Switching the dynamic array's growth strategy to double its capacity on each resize keeps resizes exponentially rarer as the list grows, restoring append's amortized cost back to constant regardless of how large the list eventually becomes, which is exactly the fix for the degradation described in this incident. Continuing to grow by a small fixed number of slots per resize is exactly what forced far more frequent resizes and the sharp performance drop at large sizes. This doubling strategy is the standard, well-understood fix for a dynamic array whose growth policy was undersized for its actual workload.
5 / 5
During a PR review, a teammate asks why the team is comfortable calling a dynamic array's append "constant time" given that some individual appends are visibly much slower than others because of an occasional resize. What is the reasoning?

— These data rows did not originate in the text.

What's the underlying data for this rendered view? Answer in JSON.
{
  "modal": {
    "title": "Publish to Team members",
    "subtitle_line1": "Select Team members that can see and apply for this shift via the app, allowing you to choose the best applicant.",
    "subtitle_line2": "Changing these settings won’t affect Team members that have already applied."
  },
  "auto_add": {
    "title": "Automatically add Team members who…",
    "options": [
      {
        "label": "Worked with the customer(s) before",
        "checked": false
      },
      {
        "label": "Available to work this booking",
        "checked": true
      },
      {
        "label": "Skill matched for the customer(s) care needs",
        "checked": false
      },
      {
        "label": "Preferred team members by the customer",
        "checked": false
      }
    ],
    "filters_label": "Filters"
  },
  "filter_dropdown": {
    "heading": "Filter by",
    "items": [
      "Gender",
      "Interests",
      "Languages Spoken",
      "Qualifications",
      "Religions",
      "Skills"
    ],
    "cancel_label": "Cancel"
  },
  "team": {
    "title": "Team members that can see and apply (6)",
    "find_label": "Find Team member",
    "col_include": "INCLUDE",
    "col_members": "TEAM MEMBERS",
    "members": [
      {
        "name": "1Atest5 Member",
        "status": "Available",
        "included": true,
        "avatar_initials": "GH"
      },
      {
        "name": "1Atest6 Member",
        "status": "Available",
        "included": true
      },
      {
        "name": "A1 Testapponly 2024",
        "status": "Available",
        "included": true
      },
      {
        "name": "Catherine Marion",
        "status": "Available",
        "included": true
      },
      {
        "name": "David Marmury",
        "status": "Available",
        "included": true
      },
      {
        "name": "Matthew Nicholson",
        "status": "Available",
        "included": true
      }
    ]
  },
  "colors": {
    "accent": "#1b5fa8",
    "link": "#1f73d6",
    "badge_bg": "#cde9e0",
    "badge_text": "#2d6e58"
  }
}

Amortized analysis looks at the total cost of a long sequence of operations rather than judging any single operation in isolation, and with a doubling growth strategy that total cost across a sequence of appends stays proportional to the number of appends, even though any one individual append can occasionally be far more expensive than the rest because of a resize. This is why "amortized constant time" is a precise, meaningful claim about the average cost per operation over a sequence, not a claim that every single operation costs exactly the same. The tradeoff is that amortized guarantees say nothing about the worst case of any single operation, which matters for a caller with a hard real-time latency requirement on every individual call.